30 Personen wurden zum Tod verurteilt. Das gleiche Urteil wurde gegen 5 mutmaßliche Beteiligte (4 Kongolesen und einen Libanesen), denen während der Ermittlungen die Flucht gelungen war, ausgesprochen. Gegen sie wurden internationale Haftbefehle erlassen. Der Gerichtshof hat mehr als 30 Personen freigesprochen, darunter die Witwe des mutmaßlichen Mörders L.-D. Kabilas, Rashidi Mizele. Zur Erinnerung: Rashidi Mizele wurde unmittelbar nach der Tat durch den Oberst Eddy Kapend, der zu den zum Tod Verurteilten zählt, erschossen. Der Rest der Angeklagten wurde entweder zu lebenslanger Haft oder zu Gefängnisstrafen zwischen 20 Jahren und 6 Monaten mit Bewährung verurteilt.

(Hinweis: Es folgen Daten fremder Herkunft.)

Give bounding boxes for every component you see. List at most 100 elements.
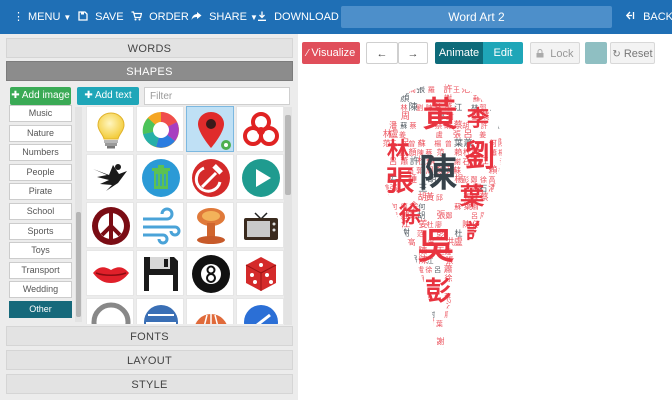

Laut General Nawele Mukono, der die Verhandlung geleitet hat, gehen die Ermittlungen weiter und der Prozeß gegen die mutmaßlichen Mörder L.-D. Kabilas wird fortgesetzt.
Das, was wir im jetzigen Moment sagen können, ist die Tatsache, daß der Prozeß, der in Kinshasa stattgefunden hat, keine Antwort auf die Grundfrage gibt: Wer ist der Auftraggeber der Ermordung Präsident Kabilas? Mit anderen Worten, die Verantwortlichkeit in diesem perfekten Mord bleibt mysteriös.
Die Kommentatoren und die Menschenrechtsorganisationen sind sich einig: die Ermittlungen wurden schludrig geführt, und das Urteil ist ungerecht. Die Beschuldigten konnten ihre Verteidiger erst am Tag des Beginns der Verhandlungen treffen - dies hatte zu Folge, daß ihre Verteidigung nicht optimal vorbereitet werden konnte. Die Verhandlungen fanden über weite Strecken unter Ausschluß der Öffentlichkeit statt. Die Unabhängigkeit und die Unparteilichkeit von Richtern und Staatsanwälten ist in Frage zu stellen. Sie sind alle Mitglieder der Armee und der Sicherheitsdienste. Die Haftbedingungen im Makala-Gefängnis (Kinshasa) kamen einer unmenschlichen Behandlung nahe. Das Urteil wurde nicht begründet, und die Abwesenheit der Beisitzer war manifest. Gegen die Entscheidungen des Militärobergerichtshofes ist kein Einspruch möglich.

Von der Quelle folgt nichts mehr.